- A definitive illustrated history of the graphic work of the Railways Studios.
- A stunning new perspective on NZ tourism
- Perfect for anyone interested in graphic design
On the 100th anniversary of its creation, this book celebrates Railways Studios – the design studio of the New Zealand Railways – and its role in helping build and connect New Zealand. It’s a surprising story: a government agency that produced advertising for any-and-all clients, and dominated outdoor advertising for over 65 years (1920–1987).
The Studios’ advertisements ranged from posters to painted billboards and brochures, and they decorated every city and town, creating a gallery of the street.
Whatever the promotion – from rail travel and tourism to enlistment in the army, clothing and health promotion – the Studios played a role.
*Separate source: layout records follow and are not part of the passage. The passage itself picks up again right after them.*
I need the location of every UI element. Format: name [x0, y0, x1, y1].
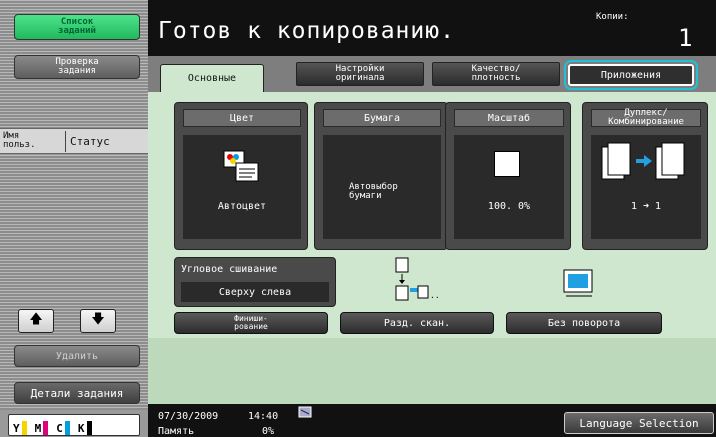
user-column-header: Имя польз. [3, 131, 36, 150]
basic-settings-panel: Цвет Автоцвет Бумага Автовыбор бумаги Ма… [148, 92, 716, 404]
status-column-header: Статус [70, 135, 110, 148]
toner-black-bar [86, 421, 92, 435]
scroll-down-button[interactable]: 🡇 [80, 309, 116, 333]
tab-label: Качество/ плотность [471, 64, 521, 83]
tab-label: Приложения [600, 69, 662, 81]
staple-function-button[interactable]: Угловое сшивание Сверху слева [174, 257, 336, 307]
paper-function-button[interactable]: Бумага Автовыбор бумаги [314, 102, 448, 250]
toner-yellow-bar [21, 421, 27, 435]
duplex-display: 1 ➜ 1 [591, 135, 701, 239]
copies-label: Копии: [596, 12, 629, 22]
job-check-label: Проверка задания [55, 57, 99, 76]
memory-label: Память [158, 426, 195, 437]
duplex-title: Дуплекс/ Комбинирование [591, 109, 701, 127]
language-selection-button[interactable]: Language Selection [564, 412, 714, 434]
separate-scan-label: Разд. скан. [383, 317, 451, 329]
page-icon [494, 151, 520, 177]
job-list-button[interactable]: Список заданий [14, 14, 140, 40]
arrow-down-icon: 🡇 [91, 312, 105, 327]
job-check-button[interactable]: Проверка задания [14, 55, 140, 79]
tab-label: Основные [187, 73, 237, 84]
scroll-up-button[interactable]: 🡅 [18, 309, 54, 333]
memory-value: 0% [262, 426, 275, 437]
copies-count[interactable]: 1 [678, 24, 692, 52]
copier-screen: Список заданий Проверка задания Имя поль… [0, 0, 716, 437]
duplex-function-button[interactable]: Дуплекс/ Комбинирование 1 ➜ 1 [582, 102, 708, 250]
toner-cyan: C [56, 421, 70, 435]
finishing-button[interactable]: Финиши- рование [174, 312, 328, 334]
delete-button[interactable]: Удалить [14, 345, 140, 367]
separate-scan-button[interactable]: Разд. скан. [340, 312, 494, 334]
tab-original-settings[interactable]: Настройки оригинала [296, 62, 424, 86]
toner-magenta: M [35, 421, 49, 435]
main-area: Готов к копированию. Копии: 1 Основные Н… [148, 0, 716, 437]
color-value: Автоцвет [217, 201, 267, 212]
status-time: 14:40 [248, 411, 279, 422]
color-title: Цвет [183, 109, 301, 127]
left-panel: Список заданий Проверка задания Имя поль… [0, 0, 148, 437]
tab-quality-density[interactable]: Качество/ плотность [432, 62, 560, 86]
tab-label: Настройки оригинала [335, 64, 385, 83]
job-details-button[interactable]: Детали задания [14, 382, 140, 404]
job-list-header: Имя польз. Статус [0, 128, 148, 154]
svg-text:...: ... [430, 291, 438, 300]
zoom-display: 100. 0% [454, 135, 564, 239]
delete-label: Удалить [55, 350, 99, 362]
toner-cyan-bar [64, 421, 70, 435]
zoom-title: Масштаб [454, 109, 564, 127]
job-details-label: Детали задания [30, 386, 124, 400]
paper-title: Бумага [323, 109, 441, 127]
color-display: Автоцвет [183, 135, 301, 239]
toner-black: K [78, 421, 92, 435]
color-function-button[interactable]: Цвет Автоцвет [174, 102, 308, 250]
zoom-function-button[interactable]: Масштаб 100. 0% [445, 102, 571, 250]
rotation-preview-icon [563, 269, 593, 297]
column-divider [65, 131, 66, 152]
job-list-label: Список заданий [58, 17, 96, 36]
duplex-value: 1 ➜ 1 [630, 201, 662, 212]
paper-value: Автовыбор бумаги [349, 182, 398, 201]
staple-value: Сверху слева [181, 282, 329, 302]
toner-levels: Y M C K [8, 414, 140, 436]
staple-title: Угловое сшивание [181, 264, 278, 275]
toner-yellow: Y [13, 421, 27, 435]
tab-applications[interactable]: Приложения [564, 60, 698, 90]
no-rotation-label: Без поворота [547, 317, 621, 329]
panel-pattern [0, 155, 148, 410]
color-document-icon [223, 150, 259, 182]
panel-footer [148, 338, 716, 404]
finishing-label: Финиши- рование [234, 314, 268, 331]
paper-display: Автовыбор бумаги [323, 135, 441, 239]
zoom-value: 100. 0% [487, 201, 531, 212]
arrow-up-icon: 🡅 [29, 312, 43, 327]
network-icon [298, 406, 312, 418]
toner-magenta-bar [43, 421, 49, 435]
duplex-icon [601, 142, 685, 180]
tab-basic[interactable]: Основные [160, 64, 264, 92]
no-rotation-button[interactable]: Без поворота [506, 312, 662, 334]
staple-position-icon: ... [395, 257, 438, 301]
status-date: 07/30/2009 [158, 411, 219, 422]
language-selection-label: Language Selection [579, 416, 699, 430]
page-title: Готов к копированию. [158, 18, 455, 44]
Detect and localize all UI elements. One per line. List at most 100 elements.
Thousands of its designs influenced public attitudes, shaping how New Zealanders saw themselves.
By Peter Alsop, Neill Atkinson, Katherine Milburn and Richard Wolfe
About the authors
Peter Alsop is a senior executive who has worked across the public and private sectors. He is a keen collector of New Zealand art, with particular interests in tourism publicity, hand-coloured photography and mid-century New Zealand landscape paintings. He is the author and co-author of nine previous books, including Promoting Prosperity, Hand-Coloured New Zealand, and Scenic Playground.
Neill Atkinson is Chief Historian/Manager of Heritage Content at Manatū Taonga – Ministry for Culture and Heritage, where he is responsible for the Ministry’s history and reference websites: Te Ara – Encyclopedia of NZ, Dictionary of NZ Biography, Te Tai Treaty Settlement Stories, 28th Māori Battalion, and NZ History. He is the author of six books and a number of articles and chapters, mostly on New Zealand's political and transport history, including Crew Culture: New Zealand Seafarers under Sail and Steam (Te Papa Press, 2001) and Trainland: How Railways Made New Zealand (Random House, 2007).
Katherine Milburn is the ephemera collection curator at the Hocken Library, Dunedin, and has extensive knowledge of the Railways Studios’ output.
Richard Wolfe is an art, design and cultural historian who has a PhD in Art History from the University of Auckland and a BFA from the Elam School of Fine Arts. He was Curator of Display at Auckland War Memorial Museum from 1977 to 1997, and has written or co-authored around 40 books covering aspects of New Zealand art, history and popular culture. He has contributed over 50 articles to the quarterly Art New Zealand, as well as articles to other journals, and has curated or supported the development of multiple art exhibitions.